Notable Quotes & Moments
-
On PR Tactics and The Sandwich Story:
"They are coordinating PR… so why do they want that to be the story?" – Ranjan Roy [15:13] -
On Data Centers as Lightning Rods:
"I feel that these [data centers] are going to continue to be… a visual representation of what’s going on." – Ranjan Roy [38:12] -
On the Future of AI Super Apps and Control:
"Do we take the most intelligent models we’ve built and keep them exclusive to our super apps or make them available to everyone?" – Alex Kantrowitz [19:27] -
On Corporate Incentives:
"There’s so much incentive… to make it out to be [dangerous] and the way they rolled it out, I think it's been genius and I think it's just ahead of the IPO." – Ranjan Roy [24:13]
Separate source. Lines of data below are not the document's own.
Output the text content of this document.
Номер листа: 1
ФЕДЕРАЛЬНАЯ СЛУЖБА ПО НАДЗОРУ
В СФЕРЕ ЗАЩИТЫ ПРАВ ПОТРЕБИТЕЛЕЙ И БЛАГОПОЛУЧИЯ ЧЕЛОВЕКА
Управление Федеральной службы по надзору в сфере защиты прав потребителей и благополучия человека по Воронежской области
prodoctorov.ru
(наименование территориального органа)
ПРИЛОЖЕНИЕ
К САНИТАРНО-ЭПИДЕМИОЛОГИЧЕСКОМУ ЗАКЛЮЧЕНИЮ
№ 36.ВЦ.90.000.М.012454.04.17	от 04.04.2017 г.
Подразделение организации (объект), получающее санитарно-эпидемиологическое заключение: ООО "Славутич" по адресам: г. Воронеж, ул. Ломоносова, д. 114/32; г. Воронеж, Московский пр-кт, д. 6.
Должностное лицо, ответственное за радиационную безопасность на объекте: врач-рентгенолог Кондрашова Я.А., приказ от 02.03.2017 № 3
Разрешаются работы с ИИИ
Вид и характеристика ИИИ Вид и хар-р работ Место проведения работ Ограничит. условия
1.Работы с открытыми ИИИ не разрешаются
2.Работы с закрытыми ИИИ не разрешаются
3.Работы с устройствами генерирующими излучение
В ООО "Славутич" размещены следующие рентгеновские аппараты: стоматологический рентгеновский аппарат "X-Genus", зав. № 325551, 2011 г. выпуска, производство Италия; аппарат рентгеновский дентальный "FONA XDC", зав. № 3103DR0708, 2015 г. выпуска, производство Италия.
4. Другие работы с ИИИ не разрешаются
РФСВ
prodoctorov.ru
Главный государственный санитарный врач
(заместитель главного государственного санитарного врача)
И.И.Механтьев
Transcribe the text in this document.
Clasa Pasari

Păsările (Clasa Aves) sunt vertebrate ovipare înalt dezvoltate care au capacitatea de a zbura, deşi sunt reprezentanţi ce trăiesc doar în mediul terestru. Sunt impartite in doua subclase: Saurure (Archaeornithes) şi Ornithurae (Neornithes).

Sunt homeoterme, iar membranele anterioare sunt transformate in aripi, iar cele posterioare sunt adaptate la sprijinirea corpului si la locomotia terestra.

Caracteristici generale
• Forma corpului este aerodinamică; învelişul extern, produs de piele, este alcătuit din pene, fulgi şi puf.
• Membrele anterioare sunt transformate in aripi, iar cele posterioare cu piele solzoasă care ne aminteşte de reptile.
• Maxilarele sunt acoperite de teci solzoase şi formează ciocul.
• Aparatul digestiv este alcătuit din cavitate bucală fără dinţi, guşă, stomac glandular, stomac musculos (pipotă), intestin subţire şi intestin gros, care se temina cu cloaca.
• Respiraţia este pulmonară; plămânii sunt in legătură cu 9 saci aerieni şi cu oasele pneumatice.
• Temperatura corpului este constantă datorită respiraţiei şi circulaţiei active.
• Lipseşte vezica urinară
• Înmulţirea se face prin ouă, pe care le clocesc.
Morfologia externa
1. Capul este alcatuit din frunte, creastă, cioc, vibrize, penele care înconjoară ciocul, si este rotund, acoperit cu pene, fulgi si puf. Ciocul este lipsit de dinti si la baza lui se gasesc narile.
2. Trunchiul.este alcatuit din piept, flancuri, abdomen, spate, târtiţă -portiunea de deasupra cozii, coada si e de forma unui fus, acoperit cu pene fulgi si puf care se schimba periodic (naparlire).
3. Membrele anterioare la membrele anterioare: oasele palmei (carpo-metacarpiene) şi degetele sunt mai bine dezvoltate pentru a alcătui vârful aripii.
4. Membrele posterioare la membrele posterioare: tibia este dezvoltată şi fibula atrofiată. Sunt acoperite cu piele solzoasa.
Key Timestamps for Reference
- Anthropic Mythos discussion & sandwich PR saga: 02:38–17:55
- Debate over marketing vs. reality: 19:27–30:36
- Harnesses/meta harness research: 30:36–33:20
- Violence targeting AI/data centers/Sam Altman: 35:13–46:52
- Medvi "billion-dollar AI startup" scrutiny: 49:28–55:21
- Token maxxing at Meta & AI usage leaderboards: 56:02–61:19
Tone & Takeaways
Throughout, Kantrowitz and Roy keep a skeptical, analytic tone. They’re not starry-eyed about AI nor simply antagonistic, but aim to parse real advancements from marketing smoke. The hosts highlight how AI’s reality today is as much about narrative management, power struggles, and symbolism as it is about technical progress.
For listeners: Expect a sharp, funny, and deeply informed deconstruction of tech news that cuts through both the hype and the hand-wringing.
For more detailed breakdowns of each section, refer to the timestamps.